One popular explanation for these bad outcomes has been what is called the “leaky gut” hypothesis — in which potentially damaging bacteria are said to escape the intestine, triggering a chronic inflammatory response that can contribute to a variety of diseases.
“But one mystery has been how potentially pathogenic bacteria can exist in healthy people for decades with no apparent health consequences,” said Noah Palm, assistant professor of immunobiology at Yale.
In a new study published July 13, Palm and a team of Yale scientists offer new insights into this mystery. Writing in the journal Nature, they describe how gut bacteria can evolve over time, becoming more pathogenic by gaining the ability to migrate across the gut barrier and persist in organs outside of the intestine, thereby driving chronic inflammation and associated pathologies.
For the study, the Yale team studied the genetics and behavior of a species of potentially pathogenic bacteria which they introduced into germ-free mice, a species that lacks its own gut microbes. Over time, they found that these microbes diverged into two distinct populations: one that behaved similarly to the ancestral strain, and another that acquired tiny DNA mutations that allowed them to live in the mucosal linings of the intestine and persist in the lymph nodes and liver after escaping the gut.
Unlike traditional pathogens that prompt rapid immune clearance, these small colonies of relocated bacteria remain semi-hidden in organs and can avoid the attention of the immune system — at least temporarily. However, the authors found that their presence over time can eventually trigger inflammatory pathologies such as autoimmune diseases. This phenomenon may at least partially explain why some people with potentially pathogenic bacteria never get sick, but why the risk of illness increases with age, the researchers say.
This ability of gut bacteria to become more pathogenic is driven by a phenomenon referred to as “within-host evolution,” which explains why individual bacterial species living in our intestines are able to adapt and evolve over the course of our lifetimes, the researchers say. This finding suggests that environmental factors which influence the pace or trajectory of within-host evolution will also have important effects on the development of microbiota-driven disease.

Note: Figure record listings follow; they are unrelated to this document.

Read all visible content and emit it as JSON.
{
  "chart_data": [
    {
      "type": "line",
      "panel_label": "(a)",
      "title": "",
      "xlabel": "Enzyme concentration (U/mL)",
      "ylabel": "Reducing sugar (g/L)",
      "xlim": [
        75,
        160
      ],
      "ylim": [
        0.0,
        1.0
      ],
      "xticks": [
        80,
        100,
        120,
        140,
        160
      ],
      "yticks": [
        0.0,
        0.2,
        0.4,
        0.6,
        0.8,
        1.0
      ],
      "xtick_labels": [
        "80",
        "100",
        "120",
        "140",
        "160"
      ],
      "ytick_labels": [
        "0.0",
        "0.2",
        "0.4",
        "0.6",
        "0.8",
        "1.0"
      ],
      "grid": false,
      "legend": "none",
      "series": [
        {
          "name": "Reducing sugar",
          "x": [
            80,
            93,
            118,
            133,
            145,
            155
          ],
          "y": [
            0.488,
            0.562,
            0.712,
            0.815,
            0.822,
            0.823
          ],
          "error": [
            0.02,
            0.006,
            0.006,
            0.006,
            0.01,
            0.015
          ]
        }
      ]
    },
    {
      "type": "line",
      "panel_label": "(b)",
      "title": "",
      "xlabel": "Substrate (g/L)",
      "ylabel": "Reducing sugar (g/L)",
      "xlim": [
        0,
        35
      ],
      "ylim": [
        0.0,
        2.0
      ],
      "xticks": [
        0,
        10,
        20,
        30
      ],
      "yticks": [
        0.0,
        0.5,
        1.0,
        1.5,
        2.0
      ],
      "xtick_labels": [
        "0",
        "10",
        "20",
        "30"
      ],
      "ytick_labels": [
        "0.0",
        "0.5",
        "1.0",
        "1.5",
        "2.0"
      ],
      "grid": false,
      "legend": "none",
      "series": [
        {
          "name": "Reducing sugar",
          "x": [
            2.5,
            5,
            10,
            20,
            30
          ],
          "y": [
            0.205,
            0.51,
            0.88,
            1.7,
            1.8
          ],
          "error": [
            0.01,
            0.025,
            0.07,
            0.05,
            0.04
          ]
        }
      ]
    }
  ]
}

For instance, people who consume a healthy diet tend to develop diverse bacterial communities in their guts. This means that many different microbes must compete for space and resources, limiting the population size of any individual species and thus depressing the chances that potentially unhealthy variants will emerge and escape the gut. However, in less diverse bacterial communities more niches may open up within the intestines, increasing the likelihood that damaging bacterial variants will arise, Palm explained.
“These bacteria are essentially pre-adapted to exist in organs outside the intestine,” Palm said. “We believe that this evolutionary process starts over in each new host due to the preferential transmission of non-pathogenic strains between individuals.”
Understanding the role of within-host evolution in shaping bacterial behavior in the gut, he added, may eventually reveal novel therapeutic interventions that can restrict or redirect this process to prevent the development of diverse diseases associated with “leaky gut.”
Yi Yang, a graduate student in Palm’s lab, is lead author of the paper.